O MPF chegou a pedir a prisão de Witzel, mas Benedito Gonçalves negou. No entanto, o ministro expediu mandados de prisão contra 17 pessoas, entre elas, Pastor Everaldo, presidente do PSC; Lucas Tristão, ex-secretário de Desenvolvimento Econômico; e Sebastião Gothardo Netto, médico e ex-prefeito de Volta Redonda. Além disso, a primeira-dama, Helena Witzel; o presidente da Alerj, André Ceciliano (PT); e o desembargador Marcos Pinto da Cruz também foram alvos de busca e apreensão.
A base da operação foi a delação premiada do ex-secretário estadual de Saúde Edmar Santos. De acordo com o MPF, suspeita é de que o governador tenha recebido, por intermédio do escritório de advocacia de sua esposa pelo menos R$ 554,2 mil em propina. O MPF descobriu transferência de R$ 74 mil de Helena Witzel para a conta pessoal do governador
A descoberta do esquema criminoso teve início com a apuração de irregularidades na contratação dos hospitais de campanha, respiradores e medicamentos para o enfrentamento da pandemia do coronavírus. A Procuradoria-Geral da República (PGR) afirma que o governo do RJ estabeleceu um esquema de propina para a contratação emergencial e para liberação de pagamentos a organizações sociais (OSs) que prestam serviços ao governo, especialmente nas áreas de Saúde e Educação.
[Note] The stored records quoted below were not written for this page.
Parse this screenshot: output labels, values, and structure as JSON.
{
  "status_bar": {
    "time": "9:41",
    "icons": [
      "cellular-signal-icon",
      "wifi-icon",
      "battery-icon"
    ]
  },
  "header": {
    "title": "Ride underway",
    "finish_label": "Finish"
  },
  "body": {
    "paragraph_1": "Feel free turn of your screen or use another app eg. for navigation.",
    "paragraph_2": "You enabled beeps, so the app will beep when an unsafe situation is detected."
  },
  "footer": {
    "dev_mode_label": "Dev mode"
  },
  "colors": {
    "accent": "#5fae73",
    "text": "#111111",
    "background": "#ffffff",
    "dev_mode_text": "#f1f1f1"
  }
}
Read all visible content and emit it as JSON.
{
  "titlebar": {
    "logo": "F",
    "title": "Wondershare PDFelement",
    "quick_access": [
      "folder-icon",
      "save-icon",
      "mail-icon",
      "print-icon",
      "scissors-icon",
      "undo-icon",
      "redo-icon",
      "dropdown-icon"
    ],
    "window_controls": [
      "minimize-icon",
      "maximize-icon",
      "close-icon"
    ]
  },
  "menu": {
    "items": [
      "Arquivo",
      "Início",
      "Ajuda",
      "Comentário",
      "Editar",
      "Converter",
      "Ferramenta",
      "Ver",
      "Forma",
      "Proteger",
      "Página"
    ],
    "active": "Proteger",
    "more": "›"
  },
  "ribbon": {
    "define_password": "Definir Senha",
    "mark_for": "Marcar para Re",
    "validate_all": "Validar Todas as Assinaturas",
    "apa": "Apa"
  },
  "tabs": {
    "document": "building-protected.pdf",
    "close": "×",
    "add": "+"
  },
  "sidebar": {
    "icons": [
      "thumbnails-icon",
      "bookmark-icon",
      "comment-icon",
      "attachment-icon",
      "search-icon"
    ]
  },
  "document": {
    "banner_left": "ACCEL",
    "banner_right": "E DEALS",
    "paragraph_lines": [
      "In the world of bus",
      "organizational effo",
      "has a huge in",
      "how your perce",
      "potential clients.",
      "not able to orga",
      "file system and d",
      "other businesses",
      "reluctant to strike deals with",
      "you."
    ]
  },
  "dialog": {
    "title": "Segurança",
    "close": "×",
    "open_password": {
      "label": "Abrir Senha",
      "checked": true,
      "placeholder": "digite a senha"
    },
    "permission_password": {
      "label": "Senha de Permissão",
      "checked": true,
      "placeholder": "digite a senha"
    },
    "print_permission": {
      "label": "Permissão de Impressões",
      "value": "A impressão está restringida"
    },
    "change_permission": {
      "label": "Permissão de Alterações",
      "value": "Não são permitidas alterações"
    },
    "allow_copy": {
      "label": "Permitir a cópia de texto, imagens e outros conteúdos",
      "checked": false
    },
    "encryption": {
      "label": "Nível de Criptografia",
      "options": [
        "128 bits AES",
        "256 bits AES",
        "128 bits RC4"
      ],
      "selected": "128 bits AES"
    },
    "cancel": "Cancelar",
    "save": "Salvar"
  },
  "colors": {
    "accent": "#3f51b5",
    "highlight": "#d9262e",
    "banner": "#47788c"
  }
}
Além disso, os procuradores apontam que a primeira-dama possui “vínculo bastante estreito e suspeito” com as empresas do empresário Mário Peixoto, que fornece mão de obra para o governo do Rio de Janeiro desde a gestão de Sérgio Cabral.
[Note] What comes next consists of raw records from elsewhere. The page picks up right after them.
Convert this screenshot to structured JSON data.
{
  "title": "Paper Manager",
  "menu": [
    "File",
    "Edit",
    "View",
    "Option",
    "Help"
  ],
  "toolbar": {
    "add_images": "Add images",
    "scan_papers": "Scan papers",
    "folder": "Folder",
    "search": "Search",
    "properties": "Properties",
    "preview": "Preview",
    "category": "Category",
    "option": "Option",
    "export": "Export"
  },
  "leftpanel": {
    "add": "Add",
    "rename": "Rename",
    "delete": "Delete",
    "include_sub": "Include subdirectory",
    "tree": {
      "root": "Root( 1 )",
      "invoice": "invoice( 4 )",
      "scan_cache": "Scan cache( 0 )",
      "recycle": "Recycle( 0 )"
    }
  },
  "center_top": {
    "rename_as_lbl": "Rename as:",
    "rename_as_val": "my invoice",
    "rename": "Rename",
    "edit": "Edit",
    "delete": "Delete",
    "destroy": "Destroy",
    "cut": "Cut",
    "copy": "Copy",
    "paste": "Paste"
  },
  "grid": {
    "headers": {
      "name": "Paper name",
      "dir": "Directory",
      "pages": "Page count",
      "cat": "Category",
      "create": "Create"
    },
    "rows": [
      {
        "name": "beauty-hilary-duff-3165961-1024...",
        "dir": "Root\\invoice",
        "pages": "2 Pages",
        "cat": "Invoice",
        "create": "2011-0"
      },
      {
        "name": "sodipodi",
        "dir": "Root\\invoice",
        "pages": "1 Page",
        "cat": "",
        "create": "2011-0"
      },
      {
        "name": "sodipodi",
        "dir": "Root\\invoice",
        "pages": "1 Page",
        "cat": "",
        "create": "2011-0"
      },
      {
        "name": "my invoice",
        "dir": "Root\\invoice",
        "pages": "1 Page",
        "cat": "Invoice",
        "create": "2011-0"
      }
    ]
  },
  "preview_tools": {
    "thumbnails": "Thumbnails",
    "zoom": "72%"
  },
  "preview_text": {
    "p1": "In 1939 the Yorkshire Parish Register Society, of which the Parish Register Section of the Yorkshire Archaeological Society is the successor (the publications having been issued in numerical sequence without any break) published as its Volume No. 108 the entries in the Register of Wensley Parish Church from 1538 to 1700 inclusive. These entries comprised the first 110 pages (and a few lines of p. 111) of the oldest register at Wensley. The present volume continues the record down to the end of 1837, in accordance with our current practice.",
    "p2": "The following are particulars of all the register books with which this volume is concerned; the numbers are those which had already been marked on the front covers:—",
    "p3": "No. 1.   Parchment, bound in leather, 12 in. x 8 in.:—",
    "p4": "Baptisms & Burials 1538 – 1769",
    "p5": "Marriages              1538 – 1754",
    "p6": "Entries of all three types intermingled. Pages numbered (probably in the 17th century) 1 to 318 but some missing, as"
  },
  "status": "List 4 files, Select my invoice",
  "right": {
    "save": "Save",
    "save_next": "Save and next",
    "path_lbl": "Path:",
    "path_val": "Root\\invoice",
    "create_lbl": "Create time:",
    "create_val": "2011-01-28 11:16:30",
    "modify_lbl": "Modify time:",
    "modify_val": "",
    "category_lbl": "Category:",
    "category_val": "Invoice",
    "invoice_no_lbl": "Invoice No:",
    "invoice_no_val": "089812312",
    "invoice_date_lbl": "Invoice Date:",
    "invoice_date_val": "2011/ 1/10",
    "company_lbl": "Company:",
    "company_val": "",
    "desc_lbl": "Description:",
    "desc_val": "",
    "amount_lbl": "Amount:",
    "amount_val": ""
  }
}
O procurador da República Eduardo El Hage afirmou que o afastamento foi “muito importante para desarticular o grupo que está no poder”, que classificou como uma organização criminosa sofisticada.
— Face aos fatos gravíssimos com que nós nos deparamos, não havia outra medida, se não a que foi adotada hoje (sexta, 28)”, disse o procurador, que lembrou que dois governadores anteriores a Witzel, Sérgio Cabral e Luiz Fernando Pezão, foram presos sob acusação por crimes de corrupção. “Esse terceiro governador praticar atos de corrupção e de lavagem é algo inadmissível, e, em razão disso, o Ministério Público Federal chegou a requerer sua prisão preventiva. O ministro Benedito Gonçalves entendeu que não seria o caso e determinou seu afastamento”.
A expectativa fica, agora, para o julgamento sobre o afastamento de Witzel na Corte Especial do STJ, que foi marcada para a próxima quarta-feira. O colegiado é composto pelos 15 ministros mais antigos do tribunal e onde são julgados processos envolvendo autoridades com foro por prerrogativa de função.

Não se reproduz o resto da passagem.